Here's what you'll need for the chocolate:
9 squares of Baker's semisweet chocolate (or 9 oz of any chocolate)
2 large tbsp of peanut butter
pinch of salt
Here's what you'll need for the filling:
1 cup of peanut butter
6 tbsp light brown sugar or powdered sugar
2 tbsp graham cracker crumbs, optional
pinch of salt
In a microwaveable-safe bowl, melt chocolate, 2 large tbsp of peanut butter, and a pinch of salt (about 2.5 minutes, but stop to stir in between).
Place ~2 tsp of melted chocolate in each muffin liner. Using the back of a spoon, spread the chocolate along the bottom and 1/4 of the way up the muffin liner. Place in the freezer or fridge for ~15 minutes or until the chocolate is firm.
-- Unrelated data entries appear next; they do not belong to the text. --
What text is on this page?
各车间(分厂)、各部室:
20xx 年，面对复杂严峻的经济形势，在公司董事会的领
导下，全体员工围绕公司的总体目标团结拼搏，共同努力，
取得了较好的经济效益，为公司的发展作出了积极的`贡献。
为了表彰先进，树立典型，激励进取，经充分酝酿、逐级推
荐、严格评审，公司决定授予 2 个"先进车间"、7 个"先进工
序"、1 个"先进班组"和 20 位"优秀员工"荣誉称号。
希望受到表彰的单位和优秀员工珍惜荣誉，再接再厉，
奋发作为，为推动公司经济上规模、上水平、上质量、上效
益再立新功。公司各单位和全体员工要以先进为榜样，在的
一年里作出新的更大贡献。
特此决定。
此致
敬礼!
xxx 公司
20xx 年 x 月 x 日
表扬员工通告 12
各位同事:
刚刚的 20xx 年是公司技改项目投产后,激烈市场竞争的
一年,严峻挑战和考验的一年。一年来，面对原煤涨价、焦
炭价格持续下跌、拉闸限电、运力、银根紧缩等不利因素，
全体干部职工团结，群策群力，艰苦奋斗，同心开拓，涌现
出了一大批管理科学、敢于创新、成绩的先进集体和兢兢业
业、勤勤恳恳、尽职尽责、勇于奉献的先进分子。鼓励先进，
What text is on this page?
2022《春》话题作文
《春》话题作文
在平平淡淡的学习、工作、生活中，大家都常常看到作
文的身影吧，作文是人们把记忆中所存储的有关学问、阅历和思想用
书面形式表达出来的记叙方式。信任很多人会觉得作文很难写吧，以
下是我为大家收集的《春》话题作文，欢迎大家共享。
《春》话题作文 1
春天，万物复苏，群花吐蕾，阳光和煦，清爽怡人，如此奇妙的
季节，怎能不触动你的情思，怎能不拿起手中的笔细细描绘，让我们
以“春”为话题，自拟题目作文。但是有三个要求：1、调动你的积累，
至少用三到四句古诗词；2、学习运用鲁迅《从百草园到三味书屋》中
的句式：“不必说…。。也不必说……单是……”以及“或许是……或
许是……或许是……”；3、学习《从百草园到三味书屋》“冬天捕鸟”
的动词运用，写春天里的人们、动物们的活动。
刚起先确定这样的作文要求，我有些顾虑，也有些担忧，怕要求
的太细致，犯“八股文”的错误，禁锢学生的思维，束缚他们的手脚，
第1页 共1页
While the chocolate is firming up, you can prepare the filling by stirring together the peanut butter, sugar, graham cracker crumbs (again, these are optional), and salt. Once, the chocolate is firm, you can place a large tbsp of the filling in each muffin liner and press it down gently. Place in the freezer or fridge for another 15 minutes.
Now, the final stage. Top each liner with 2 tsp of melted chocolate (or may have to re-heat the bowl of chocolate in the microwave). Spread carefully until you can see none of the filling.
Put the peanut butter cups in the fridge for an hour before eating. Store in an air-tight container in the fridge.
Enjoy!
So, my boyfriend Dan just informed me that he thinks the PB cups would taste better with regular (i.e., sweetened) peanut butter rather than natural. I like the natural, but it's definitely not for everyone!